Informację o przejęciu dawnego budynku Zatoki Sztuki przekazała wiceprezydent Sopotu Magdalena Czarzyńska-Jachim.

24 stycznia tego roku Sąd Okręgowy w Gdańsku wydał wyrok nakazujący spółce Art Invest wydanie na rzecz Gminy Miasta Sopotu, opróżnienie i opuszczenie nieruchomości przy al. Mamuszki 14. Wyrok się uprawomocnił. Dodatkowo 13 lutego sąd wydał klauzulę wykonalności tego wyroku - mówiła.

Magdalena Czarzyńska-Jachim podkreśliła, że budynek jest w "katastrofalnym" stanie technicznym i zagraża bezpieczeństwu przebywających tam osób. Nie ma żadnych przeglądów technicznych, nie było od dłuższego czasu ogrzewania, ponieważ od jesieni nie była prowadzona tam żadna działalność, co dodatkowo spowodowało straty materialne - wyjaśniła.

Miasto podjęło decyzję, że budynek pozostanie w jego zasobach. Nie będziemy ogłaszać żadnych konkursów, przetargów czy innych form wydzierżawienia tej nieruchomości jakiemukolwiek podmiotowi - wskazała wiceprezydent Sopotu.

Co powstanie w budynku po Zatoce Sztuki?

Jaka przyszłość czeka budynek, w którym funkcjonowała Zatoka Sztuki? To, co chcemy zrobić i na pewno zrobimy dla mieszkańców i dla tego miejsca, to jest stworzenie centrum kultury z naciskiem na dzieci i młodzież. Chcemy oczywiście wykorzystać i przebudować znajdującą się tam salę koncertową, bo takiej sali potrzebujemy. MDK w Sopocie pęka w szwach. Mamy prawie tysiąc dzieci. Brakuje nam sal, przestrzeni i pracowni. Rozwija się Teatr na Plaży. Z drugiej strony mamy Uniwersytet Trzeciego Wieku i dużo organizacji społecznych. To co chcemy tam wprowadzić, to międzypokoleniowe centrum kultury z naciskiem na funkcję muzyczną, z pracowniami, z dużą salą koncertową, której nam brakuje - mówiła wiceprezydentka Sopotu. Dodała, że budynek nie będzie już pełnił funkcji hotelu.
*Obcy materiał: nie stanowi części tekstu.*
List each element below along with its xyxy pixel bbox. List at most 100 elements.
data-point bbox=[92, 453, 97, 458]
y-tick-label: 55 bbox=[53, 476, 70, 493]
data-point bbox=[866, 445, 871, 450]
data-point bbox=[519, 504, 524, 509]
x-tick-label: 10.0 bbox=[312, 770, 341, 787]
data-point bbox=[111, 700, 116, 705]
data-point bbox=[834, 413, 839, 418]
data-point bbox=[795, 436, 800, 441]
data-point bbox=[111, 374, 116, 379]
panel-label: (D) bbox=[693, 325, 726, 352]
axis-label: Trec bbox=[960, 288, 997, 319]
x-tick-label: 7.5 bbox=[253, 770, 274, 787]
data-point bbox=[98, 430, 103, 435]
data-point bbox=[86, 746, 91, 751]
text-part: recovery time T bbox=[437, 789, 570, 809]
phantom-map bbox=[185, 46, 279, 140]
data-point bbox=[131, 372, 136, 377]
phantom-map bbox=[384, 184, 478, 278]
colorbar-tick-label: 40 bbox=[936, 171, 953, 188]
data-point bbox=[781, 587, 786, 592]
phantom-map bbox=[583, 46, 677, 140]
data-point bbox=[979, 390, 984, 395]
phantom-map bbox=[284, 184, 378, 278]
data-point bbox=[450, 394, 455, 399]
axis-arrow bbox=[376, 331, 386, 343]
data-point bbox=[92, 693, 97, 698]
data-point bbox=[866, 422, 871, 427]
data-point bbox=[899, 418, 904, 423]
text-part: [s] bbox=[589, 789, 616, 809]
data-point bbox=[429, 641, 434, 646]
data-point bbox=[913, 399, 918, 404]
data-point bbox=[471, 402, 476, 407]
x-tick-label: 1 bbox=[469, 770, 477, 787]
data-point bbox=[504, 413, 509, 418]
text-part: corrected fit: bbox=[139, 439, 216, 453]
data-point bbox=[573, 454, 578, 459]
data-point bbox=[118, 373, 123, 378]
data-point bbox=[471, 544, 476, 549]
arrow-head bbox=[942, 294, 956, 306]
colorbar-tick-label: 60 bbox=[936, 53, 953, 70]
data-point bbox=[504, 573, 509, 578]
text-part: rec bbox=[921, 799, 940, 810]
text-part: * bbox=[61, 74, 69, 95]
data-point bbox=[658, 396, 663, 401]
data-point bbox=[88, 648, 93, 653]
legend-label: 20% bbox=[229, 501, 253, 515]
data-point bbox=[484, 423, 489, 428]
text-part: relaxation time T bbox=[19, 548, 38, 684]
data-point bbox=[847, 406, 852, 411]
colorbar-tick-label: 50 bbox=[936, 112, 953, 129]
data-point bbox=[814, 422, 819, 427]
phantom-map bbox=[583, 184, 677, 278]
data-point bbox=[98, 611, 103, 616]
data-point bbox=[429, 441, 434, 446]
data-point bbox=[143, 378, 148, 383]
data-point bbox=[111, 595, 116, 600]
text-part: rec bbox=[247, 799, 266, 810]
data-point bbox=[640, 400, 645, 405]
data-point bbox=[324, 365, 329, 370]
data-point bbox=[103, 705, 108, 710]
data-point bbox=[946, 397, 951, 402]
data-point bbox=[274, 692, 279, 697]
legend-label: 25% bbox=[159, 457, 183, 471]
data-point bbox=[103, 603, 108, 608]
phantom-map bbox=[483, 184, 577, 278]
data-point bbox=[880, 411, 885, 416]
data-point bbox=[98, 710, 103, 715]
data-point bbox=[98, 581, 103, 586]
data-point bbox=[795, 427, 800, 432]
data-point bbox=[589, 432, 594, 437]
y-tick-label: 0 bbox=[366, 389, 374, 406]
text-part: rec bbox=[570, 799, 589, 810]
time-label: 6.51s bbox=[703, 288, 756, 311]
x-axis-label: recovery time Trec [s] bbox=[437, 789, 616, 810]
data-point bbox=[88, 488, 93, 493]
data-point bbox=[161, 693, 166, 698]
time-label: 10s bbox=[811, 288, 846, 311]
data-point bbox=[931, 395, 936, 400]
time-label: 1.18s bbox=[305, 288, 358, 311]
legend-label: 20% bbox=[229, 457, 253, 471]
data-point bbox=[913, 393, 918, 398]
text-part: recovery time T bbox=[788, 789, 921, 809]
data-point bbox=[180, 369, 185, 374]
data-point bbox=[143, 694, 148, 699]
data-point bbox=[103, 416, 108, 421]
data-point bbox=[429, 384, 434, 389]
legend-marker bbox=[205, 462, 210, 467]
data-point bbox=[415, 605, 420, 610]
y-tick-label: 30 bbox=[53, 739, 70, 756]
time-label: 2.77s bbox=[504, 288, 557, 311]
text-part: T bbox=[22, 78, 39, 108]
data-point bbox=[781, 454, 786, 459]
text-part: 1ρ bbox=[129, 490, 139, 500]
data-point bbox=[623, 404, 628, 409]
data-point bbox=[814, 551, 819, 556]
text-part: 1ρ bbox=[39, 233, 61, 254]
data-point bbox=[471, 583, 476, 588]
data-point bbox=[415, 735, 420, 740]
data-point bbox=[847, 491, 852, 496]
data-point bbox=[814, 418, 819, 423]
Jak wyjaśniła, było to niezgodne z zapisami umowy i obowiązującym planem miejscowym.

Magdalena Czarzyńska-Jachim stwierdziła, że ma nadzieję, iż budynek zostanie otwarty dla mieszkańców za kilkanaście miesięcy. 

Karnowski o Zatoce Sztuki: Nic gorszego od czasów Hitlera się w Sopocie nie przytrafiło

Początkowo miasto Sopot wspierało i promowało działalność Zatoki Sztuki. To zmieniło się po medialnych doniesieniach dotyczących Krystiana W., znanego jakiego "Krystek" lub "Łowca nastolatek". Współpracował on z jednym z byłych współprowadzących Zatokę Sztuki. Obaj mężczyźni odpowiadają w procesie dotyczącym między innymi wykorzystywania seksualnego nastolatek i młodych kobiet. Głównym podejrzanym w sprawie jest Krystian W., na którym ciąży około 40 zarzutów, dotyczących przestępstw seksualnych.
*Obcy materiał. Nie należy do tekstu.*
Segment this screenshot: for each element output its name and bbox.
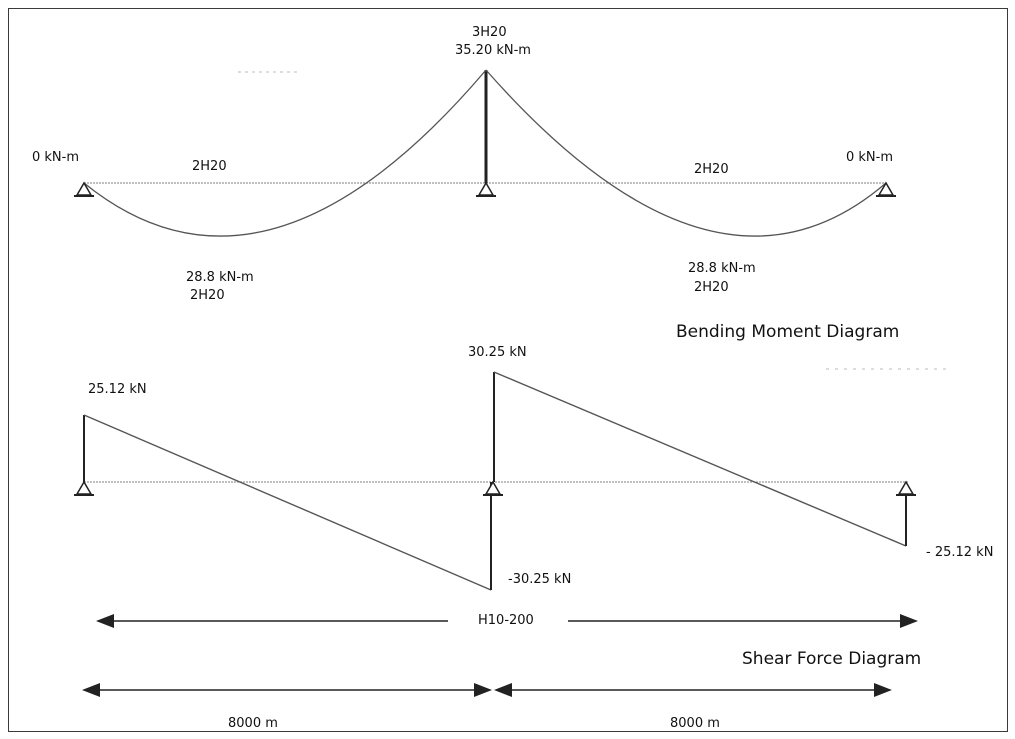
left-span-moment-label: 28.8 kN-m (186, 270, 254, 285)
left-support-moment-label: 0 kN-m (32, 150, 80, 165)
left-span-length-label: 8000 m (228, 716, 278, 731)
bmd-left-support-icon (74, 181, 94, 197)
bmd-middle-support-icon (476, 181, 496, 197)
bmd-right-span-curve (485, 69, 887, 237)
stirrups-label: H10-200 (478, 613, 534, 628)
right-span-dimension-arrow (494, 683, 892, 697)
diagram-frame (8, 8, 1008, 732)
sfd-middle-support-icon (483, 480, 503, 496)
left-support-shear-label: 25.12 kN (88, 382, 147, 397)
bmd-left-span-curve (83, 69, 487, 237)
middle-support-shear-left-label: -30.25 kN (508, 572, 572, 587)
right-span-length-label: 8000 m (670, 716, 720, 731)
sfd-left-support-icon (74, 480, 94, 496)
sfd-right-slope (493, 371, 907, 547)
middle-support-bars-label: 3H20 (472, 25, 507, 40)
sfd-left-slope (83, 414, 492, 591)
left-span-top-bars-label: 2H20 (192, 159, 227, 174)
right-support-moment-label: 0 kN-m (846, 150, 894, 165)
bending-moment-diagram-title: Bending Moment Diagram (676, 322, 900, 342)
left-span-dimension-arrow (82, 683, 492, 697)
middle-support-shear-right-label: 30.25 kN (468, 345, 527, 360)
sfd-right-support-icon (896, 480, 916, 496)
stirrup-arrow (96, 614, 918, 628)
right-span-top-bars-label: 2H20 (694, 162, 729, 177)
right-span-bottom-bars-label: 2H20 (694, 280, 729, 295)
shear-force-diagram-title: Shear Force Diagram (742, 649, 922, 669)
left-span-bottom-bars-label: 2H20 (190, 288, 225, 303)
right-support-shear-label: - 25.12 kN (926, 545, 994, 560)
bmd-right-support-icon (876, 181, 896, 197)
right-span-moment-label: 28.8 kN-m (688, 261, 756, 276)
middle-support-moment-label: 35.20 kN-m (455, 43, 531, 58)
To było miejsce zła, miejsce produkcji - powiem brutalnie - prostytutek. Powiem szczerze, że od czasów Hitlera nic gorszego niż Zatoka Sztuki się w Sopocie nie przytrafiło mówił w RMF FM pod koniec grudnia 2022 r. prezydent Sopotu Jacek Karnowski. Stwierdził wtedy, że działania prowadzone wtedy w budynku i jego okolicach przez policję były jego zdaniem związane ze słynną sprawą zaginięcia Iwony Wieczorek. 
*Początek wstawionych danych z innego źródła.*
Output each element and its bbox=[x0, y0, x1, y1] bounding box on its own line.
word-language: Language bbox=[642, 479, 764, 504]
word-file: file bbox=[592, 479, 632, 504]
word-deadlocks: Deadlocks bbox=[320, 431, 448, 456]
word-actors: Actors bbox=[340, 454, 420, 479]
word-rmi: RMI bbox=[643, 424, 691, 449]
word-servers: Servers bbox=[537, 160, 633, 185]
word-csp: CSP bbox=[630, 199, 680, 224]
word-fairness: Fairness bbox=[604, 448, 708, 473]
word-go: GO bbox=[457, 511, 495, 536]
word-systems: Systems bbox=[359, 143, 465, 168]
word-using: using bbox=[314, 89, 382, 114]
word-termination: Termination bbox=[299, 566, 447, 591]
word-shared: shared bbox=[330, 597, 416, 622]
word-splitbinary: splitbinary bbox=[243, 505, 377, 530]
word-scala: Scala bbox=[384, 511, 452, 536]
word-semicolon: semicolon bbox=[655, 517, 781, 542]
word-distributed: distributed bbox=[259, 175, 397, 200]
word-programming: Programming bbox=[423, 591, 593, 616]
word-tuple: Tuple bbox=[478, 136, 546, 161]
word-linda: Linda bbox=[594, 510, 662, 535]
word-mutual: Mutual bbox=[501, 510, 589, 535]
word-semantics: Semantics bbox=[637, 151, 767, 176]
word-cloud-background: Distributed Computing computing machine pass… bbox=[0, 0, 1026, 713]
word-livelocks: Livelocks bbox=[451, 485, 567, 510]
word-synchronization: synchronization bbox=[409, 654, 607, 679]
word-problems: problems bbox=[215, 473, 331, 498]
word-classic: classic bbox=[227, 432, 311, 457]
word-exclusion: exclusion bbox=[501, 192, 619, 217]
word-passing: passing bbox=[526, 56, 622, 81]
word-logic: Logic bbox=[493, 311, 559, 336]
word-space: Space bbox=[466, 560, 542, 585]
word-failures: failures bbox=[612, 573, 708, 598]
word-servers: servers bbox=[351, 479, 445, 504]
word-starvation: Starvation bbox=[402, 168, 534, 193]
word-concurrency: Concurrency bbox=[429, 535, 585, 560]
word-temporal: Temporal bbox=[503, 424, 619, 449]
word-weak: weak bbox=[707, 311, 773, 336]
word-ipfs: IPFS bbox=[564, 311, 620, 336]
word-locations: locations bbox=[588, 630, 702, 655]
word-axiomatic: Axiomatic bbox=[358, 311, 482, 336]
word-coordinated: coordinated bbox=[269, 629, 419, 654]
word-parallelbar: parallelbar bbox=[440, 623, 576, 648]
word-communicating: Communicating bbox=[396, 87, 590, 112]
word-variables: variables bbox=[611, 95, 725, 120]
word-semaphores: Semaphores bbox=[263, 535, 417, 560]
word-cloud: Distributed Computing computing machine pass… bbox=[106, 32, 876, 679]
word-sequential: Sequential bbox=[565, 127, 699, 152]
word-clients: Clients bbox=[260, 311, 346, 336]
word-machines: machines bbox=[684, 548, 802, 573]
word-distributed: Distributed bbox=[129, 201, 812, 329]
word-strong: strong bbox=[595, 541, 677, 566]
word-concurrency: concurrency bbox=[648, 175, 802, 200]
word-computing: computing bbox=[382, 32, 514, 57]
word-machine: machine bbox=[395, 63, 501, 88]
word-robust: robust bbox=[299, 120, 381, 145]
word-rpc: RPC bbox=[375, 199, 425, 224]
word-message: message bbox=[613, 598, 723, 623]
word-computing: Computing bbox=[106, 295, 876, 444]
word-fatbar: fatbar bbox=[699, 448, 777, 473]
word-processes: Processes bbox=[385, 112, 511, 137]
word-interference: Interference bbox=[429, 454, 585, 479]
Jeśli wykorzystywano tam młode dziewczęta, jeżeli wykorzystywano tam dziewczęta nieletnie, to myślę, że tym wrednym ludziom taka dziewczyna - taka jak Iwona Wieczorek - też nie umknęła uwadze - mówił Karnowski. Sto kilka zarzutów dla współpracownika Marcina T. i kilka zarzutów dla niego pokazuje, że tam należy szukać. Zawsze się szuka w świecie przestępczym - dodał prezydent Sopotu.